Dans les années septante, le président Mobutu Seseko a nationalisé les industries minières du Katanga, pièce maîtresse de l'économie du pays tout entier. Une manière intelligente d'empêcher l'indépendance de la province comme le souhaitait les pays occidentaux alarmés (disons même en pleine panique) lors de l'indépendance d'un Congo dirigé, en 1960, par Patrick Lumumba. Rappelons que l'avion transportant Dag Hammarskjöld, le secrétaire général de l'ONU, a été abattu – tout simplement – dans la région, alors qu'il essayait de convaincre les Katangais de ne pas se séparer du Congo (il a obtenu le prix Nobel de la Paix à titre posthume).

 

C'est dire si le Katanga est une région chaude ayant un sous-sol que convoitent (aussi bien pour l'énergie atomique que pour la révolution du numérique) les puissances du monde entier, Occidentaux, Américains, Hindous et, depuis peu, les Chinois.

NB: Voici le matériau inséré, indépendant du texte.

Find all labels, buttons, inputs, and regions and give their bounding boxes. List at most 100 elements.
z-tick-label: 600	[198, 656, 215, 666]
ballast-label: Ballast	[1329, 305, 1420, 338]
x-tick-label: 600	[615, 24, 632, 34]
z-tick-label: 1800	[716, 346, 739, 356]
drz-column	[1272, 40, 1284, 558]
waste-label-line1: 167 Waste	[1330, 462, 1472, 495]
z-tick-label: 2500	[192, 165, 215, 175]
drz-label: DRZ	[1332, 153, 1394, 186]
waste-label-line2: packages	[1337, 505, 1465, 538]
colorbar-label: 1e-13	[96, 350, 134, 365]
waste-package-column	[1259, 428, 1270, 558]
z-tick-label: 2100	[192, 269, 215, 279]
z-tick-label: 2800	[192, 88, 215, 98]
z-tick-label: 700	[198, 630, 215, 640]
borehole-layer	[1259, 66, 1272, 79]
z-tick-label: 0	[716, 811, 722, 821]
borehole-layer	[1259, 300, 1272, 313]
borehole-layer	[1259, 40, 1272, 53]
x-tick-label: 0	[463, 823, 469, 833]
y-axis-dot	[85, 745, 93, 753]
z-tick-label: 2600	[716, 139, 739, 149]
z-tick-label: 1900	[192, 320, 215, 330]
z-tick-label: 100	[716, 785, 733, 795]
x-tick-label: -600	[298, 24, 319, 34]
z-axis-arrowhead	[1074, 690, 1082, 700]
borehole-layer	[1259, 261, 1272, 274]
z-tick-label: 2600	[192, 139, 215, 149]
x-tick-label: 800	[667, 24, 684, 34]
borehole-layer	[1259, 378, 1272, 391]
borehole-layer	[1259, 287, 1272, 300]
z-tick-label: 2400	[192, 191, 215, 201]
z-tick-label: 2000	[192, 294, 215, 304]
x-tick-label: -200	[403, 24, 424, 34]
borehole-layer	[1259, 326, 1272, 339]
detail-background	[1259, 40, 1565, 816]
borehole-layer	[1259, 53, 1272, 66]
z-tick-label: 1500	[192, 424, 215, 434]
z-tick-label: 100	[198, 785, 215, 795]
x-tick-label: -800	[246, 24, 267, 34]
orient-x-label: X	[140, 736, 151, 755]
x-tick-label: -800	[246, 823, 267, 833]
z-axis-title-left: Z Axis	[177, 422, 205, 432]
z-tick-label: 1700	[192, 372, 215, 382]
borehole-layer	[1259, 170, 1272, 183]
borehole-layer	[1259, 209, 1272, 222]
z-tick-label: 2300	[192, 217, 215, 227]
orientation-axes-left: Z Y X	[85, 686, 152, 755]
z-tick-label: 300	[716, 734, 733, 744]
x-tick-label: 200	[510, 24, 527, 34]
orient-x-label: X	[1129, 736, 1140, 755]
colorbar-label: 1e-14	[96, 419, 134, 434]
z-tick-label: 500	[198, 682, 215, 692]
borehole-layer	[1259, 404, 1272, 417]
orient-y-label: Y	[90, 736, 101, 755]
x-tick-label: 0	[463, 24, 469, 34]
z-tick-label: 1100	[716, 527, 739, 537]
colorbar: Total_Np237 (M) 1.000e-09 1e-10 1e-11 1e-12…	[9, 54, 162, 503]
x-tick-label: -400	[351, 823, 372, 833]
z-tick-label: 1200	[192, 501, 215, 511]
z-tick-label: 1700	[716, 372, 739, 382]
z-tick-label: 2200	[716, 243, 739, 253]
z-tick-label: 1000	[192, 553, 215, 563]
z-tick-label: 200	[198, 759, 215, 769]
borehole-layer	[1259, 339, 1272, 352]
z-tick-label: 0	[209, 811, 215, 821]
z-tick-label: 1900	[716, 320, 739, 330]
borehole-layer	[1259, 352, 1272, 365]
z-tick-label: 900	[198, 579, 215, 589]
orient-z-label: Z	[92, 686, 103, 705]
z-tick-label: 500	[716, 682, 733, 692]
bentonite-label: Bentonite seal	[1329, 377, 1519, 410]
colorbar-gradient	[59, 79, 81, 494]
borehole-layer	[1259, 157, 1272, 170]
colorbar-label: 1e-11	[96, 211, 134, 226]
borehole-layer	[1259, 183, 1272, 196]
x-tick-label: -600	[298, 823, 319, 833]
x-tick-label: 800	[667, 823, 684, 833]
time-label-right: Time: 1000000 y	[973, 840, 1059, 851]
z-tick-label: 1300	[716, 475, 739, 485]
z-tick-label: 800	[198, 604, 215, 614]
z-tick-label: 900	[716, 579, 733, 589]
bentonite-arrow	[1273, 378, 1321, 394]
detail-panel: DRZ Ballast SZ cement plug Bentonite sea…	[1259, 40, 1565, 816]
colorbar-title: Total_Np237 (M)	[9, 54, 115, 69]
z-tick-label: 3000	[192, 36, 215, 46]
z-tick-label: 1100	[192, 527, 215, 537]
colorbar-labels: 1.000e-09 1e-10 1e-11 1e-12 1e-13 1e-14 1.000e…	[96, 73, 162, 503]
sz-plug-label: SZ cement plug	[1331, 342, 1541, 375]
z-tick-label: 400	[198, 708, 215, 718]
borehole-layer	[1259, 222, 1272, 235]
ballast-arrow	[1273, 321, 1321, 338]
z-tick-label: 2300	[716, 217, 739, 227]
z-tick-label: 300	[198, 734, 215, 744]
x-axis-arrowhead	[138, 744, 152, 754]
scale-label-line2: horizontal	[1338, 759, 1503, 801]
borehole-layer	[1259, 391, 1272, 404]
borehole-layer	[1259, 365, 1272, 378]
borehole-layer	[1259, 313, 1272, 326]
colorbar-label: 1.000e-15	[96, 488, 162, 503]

D'autant qu'avec la disparition de Mobutu et le développement de la mondialisation, les données ont, une fois de plus, été modifiées dans un territoire où se joue, plus qu'ailleurs, une nouvelle révolution industrielle qui n'est pas sans rappeler celle que la Wallonie a connue au XIXème siècle.

Un Eldorado ou un Far West où se bousculent hommes politiques, capitaines d'industries, ingénieurs de tous bords, nouveaux colons (sans flingue mais en Jeep), creuseurs artisanaux, travailleurs salariés syndiqués (cas exceptionnels en Afrique). Une sorte de creuset qui ressemble à un volcan en activité.

 

Le film de Thierry Michel, nous emmène dans ce nouveau territoire de la mondialisation économique où la guerre financière est aussi féroce que la guerre armée du Kivu même si elle fait, heureusement, beaucoup moins de morts, mais, hélas, autant d'affamés. Ce que nous montre le réalisateur, outre les capitalistes (de l'Asie à l'Europe en passant par l'Amérique) en accord avec les règles du marché, est une population katangaise luttant pour des salaires et des conditions de travail à peine décents (la mondialisation profite à qui, au juste ?) Thierry Michel démonte surtout les trois axes sur lesquels navigue, avec un art du slalom étonnant, Moïse Katumbi, premier gouverneur élu démocratiquement au Katanga : le capitalisme d'Etat local (la RDC reçoit l'argent et n'est pas en mesure de développer les infrastructures de la province), le capitalisme boursier international (premier retour d'investissement aux financiers. Pour les infrastructures, on verra s'il reste de l'argent) et le Capitalisme d'Etat chinois (se doter des matières premières tout en permettant au Katanga de se doter d'infrastructures rapidement). Dans ce ballet à la chorégraphie africano-asiatique de la lutte des classes, Moïse Katumbi qui a, en outre, l'avantage d'être un économiste plutôt qu'un politique est une star. Ce Jet Li congolais joue au poker en refoulant les cow-boys chinois du privé tout en acceptant les aides de la République de Chine, en essayant (en vain) de défendre des salariés en grève licenciés par des patrons qui n'aiment pas ça (augmenter les salaires, quelle horreur, on se croirait en Europe), en réduisant le business des mafieux aux frontières particulièrement foireuses de la province (la corruption règne en maître).

Province richissime par son sous-sol, véritable terre promise pour les financiers avides de gains rapides, Thierry Michel, nous montre parfaitement un développement industriel qui a quitté définitivement les naufrages de l'époque coloniale et les tumultes des années post coloniales de Mobutu pour un ailleurs qu'on souhaiterait meilleur sans doute avec le développement durable et le re-développement de l'agriculture.